The immersive experience of the set and lighting of Jack and the Beanstalk stood out to me, with the main prop of the Beanstalk itself being in the middle of the audience. At the end of Act One, when we see Jack (Alexanda O’Reilly) braving the Beanstalk to defeat the Giant and rescue Jill (Billie-Kay), the audience’s excitement and involvement stood out to me. With the audience’s cheers and encouragement, Jack made it up the Beanstalk.

However, there were also many typical elements of a pantomime that were seen throughout Jack and the Beanstalk. There were many lighthearted jokes (as well as audience involvement) which put a smile on my face throughout the show. As well as this, there were typical pantomime characters which made the show even more special. Matt Slack as Jake Trot, with his panto flair and charm, really solidified the show and made it what it was. In his tenth consecutive year at the Hippodrome, Slack really immersed the audience into the show as Jake and he really stood out to me as the main protagonist (although he never really got the girl in the end.)

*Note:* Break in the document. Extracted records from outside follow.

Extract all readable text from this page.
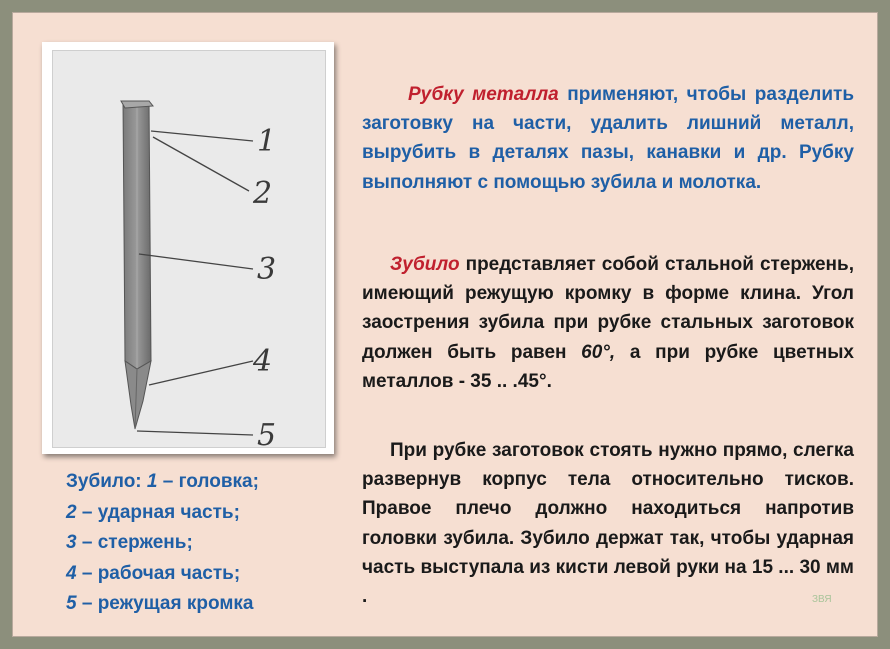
1
2
3
4
5
Зубило: 1 – головка;
2 – ударная часть;
3 – стержень;
4 – рабочая часть;
5 – режущая кромка
Рубку металла применяют, чтобы разделить заготовку на части, удалить лишний металл, вырубить в деталях пазы, канавки и др. Рубку выполняют с помощью зубила и молотка.
Зубило представляет собой стальной стержень, имеющий режущую кромку в форме клина. Угол заострения зубила при рубке стальных заготовок должен быть равен 60°, а при рубке цветных металлов - 35 .. .45°.
При рубке заготовок стоять нужно прямо, слегка развернув корпус тела относительно тисков. Правое плечо должно находиться напротив головки зубила. Зубило держат так, чтобы ударная часть выступала из кисти левой руки на 15 ... 30 мм .	ЗВЯ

Alison Hammond as the Spirit of the Beans was by far my favourite character of the show, she really brought the Brummie genius and charm to Jack and the Beanstalk, which further solidified my enjoyment of the show as a whole.

One line which really stood out to me was when she first met with Jake (Matt Slack) and they did the running joke about her well-known TV show This Morning. She joked ‘I wasn’t on it this morning’ but laughed as she could not be true to her word that evening, as she made an appearance presenting on the show in the morning.

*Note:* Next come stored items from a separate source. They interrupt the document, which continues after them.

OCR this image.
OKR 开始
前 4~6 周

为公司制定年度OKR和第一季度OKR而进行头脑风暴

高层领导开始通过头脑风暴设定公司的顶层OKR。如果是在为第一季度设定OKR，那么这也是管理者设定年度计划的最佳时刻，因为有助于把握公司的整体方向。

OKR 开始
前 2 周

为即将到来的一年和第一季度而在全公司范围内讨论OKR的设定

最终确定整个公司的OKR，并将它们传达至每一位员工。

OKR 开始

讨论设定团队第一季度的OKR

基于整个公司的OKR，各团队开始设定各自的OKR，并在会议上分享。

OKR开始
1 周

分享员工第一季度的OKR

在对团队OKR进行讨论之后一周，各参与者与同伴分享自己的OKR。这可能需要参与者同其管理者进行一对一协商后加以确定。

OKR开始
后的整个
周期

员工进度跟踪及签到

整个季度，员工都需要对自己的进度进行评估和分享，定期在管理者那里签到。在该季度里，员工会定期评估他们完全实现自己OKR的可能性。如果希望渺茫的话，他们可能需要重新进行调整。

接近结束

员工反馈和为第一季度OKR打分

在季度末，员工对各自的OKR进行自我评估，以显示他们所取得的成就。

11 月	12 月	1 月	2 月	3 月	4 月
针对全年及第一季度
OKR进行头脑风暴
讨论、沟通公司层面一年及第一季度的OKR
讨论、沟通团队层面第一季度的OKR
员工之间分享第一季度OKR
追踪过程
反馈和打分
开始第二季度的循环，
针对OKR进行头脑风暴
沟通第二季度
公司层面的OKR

Integrating Hammond’s life on and off stage was a true highlight for me

The modern elements throughout the show also really stood out to me, including the way Hammond’s character of The Spirit of the Beans was introduced. She did a trendy TikTok dance which shows how pantomimes are changing in tune to society today and to what children currently like.

The backup dancers of the many musical numbers of Jack and the Beanstalk were mesmerizing and fascinating, as well as the array of costumes they wore throughout the show. My favourite sequences had to be the cow dance with the dancers dressed in trendy cow outfits and the Beanstalk dance when the dancers came close to the audience in their beautiful glittery outfits.

Overall, the Jack and the Beanstalk pantomime was really one to remember. With its witty and lighthearted jokes, amazing ensemble of a cast and astonishing depiction of a well-known children’s story, it’s definitely not one to miss out on. Even if pantomime is not necessarily your thing, you will be laughing throughout and leaving with the biggest grin on your face.

Rating – 5/5

Perspective Two: Vidhi Bhanushali

The Birmingham Hippodrome calls Jack and the Beanstalk ‘the panto you’ve been waiting for!’ In my opinion, this pantomime will make you laugh, it will make you cry, it will make you hold your breath till you sigh!

Jack and the Beanstalk will be an unforgettable first-time experience for me!

As someone who has always been in love with the idea of watching live stage performances, the strikingly attractive costumes, especially the ones beautifully carried by Dame Trot, brought out the vivid visuals unescapable to the eye. Another excellent execution of costumes was during the end of the first act when Jack (Alexanda O’Reilly) climbed the huge, inflated beanstalk in the middle of the audience’s seats. It is when the Spirit of the Beans (Alison Hammond) works her magic and the supporting dancers wear sparkling butterfly costumes to enhance the magical experience.

Another spectacular part of the act was the overlapping polyphony. The actors sang their respective parts in a loop at the same time, thus their voices overlapped on the same melody. While they sang their parts, their actions and formations formed an endless loop and to bring out the humour Jake (Matt Slack) and Dame (Andrew Ryan) playfully hit each other to strike the comical timing.

Matt Slack’s active interaction with the audience kept everyone hooked to the stage

Out of the cast, Matt Slack stood out the most for me, given his charming spirit and lively performance. One part of his act that immediately comes to my mind is when he, in his role as Jake, Jack’s brother, is telling him about his encounter with a woman and how he wooed her.

What’s amazing about this is that instead of dialogues, his entire script includes lyrics of famous songs that make the act appear conversational and breathlessly humorous. Another impressive part was when he listed and imitated well-known celebrities from A to Z. Every performer on stage had their unique talent but in my opinion, Matt stole the limelight.

As someone who is fascinated by the hard work and coordination put together to bring out perfection in every detail, I would give this a five star without hesitation. This pantomime truly succeeded in intertwining a children’s story with contemporary humour and taste.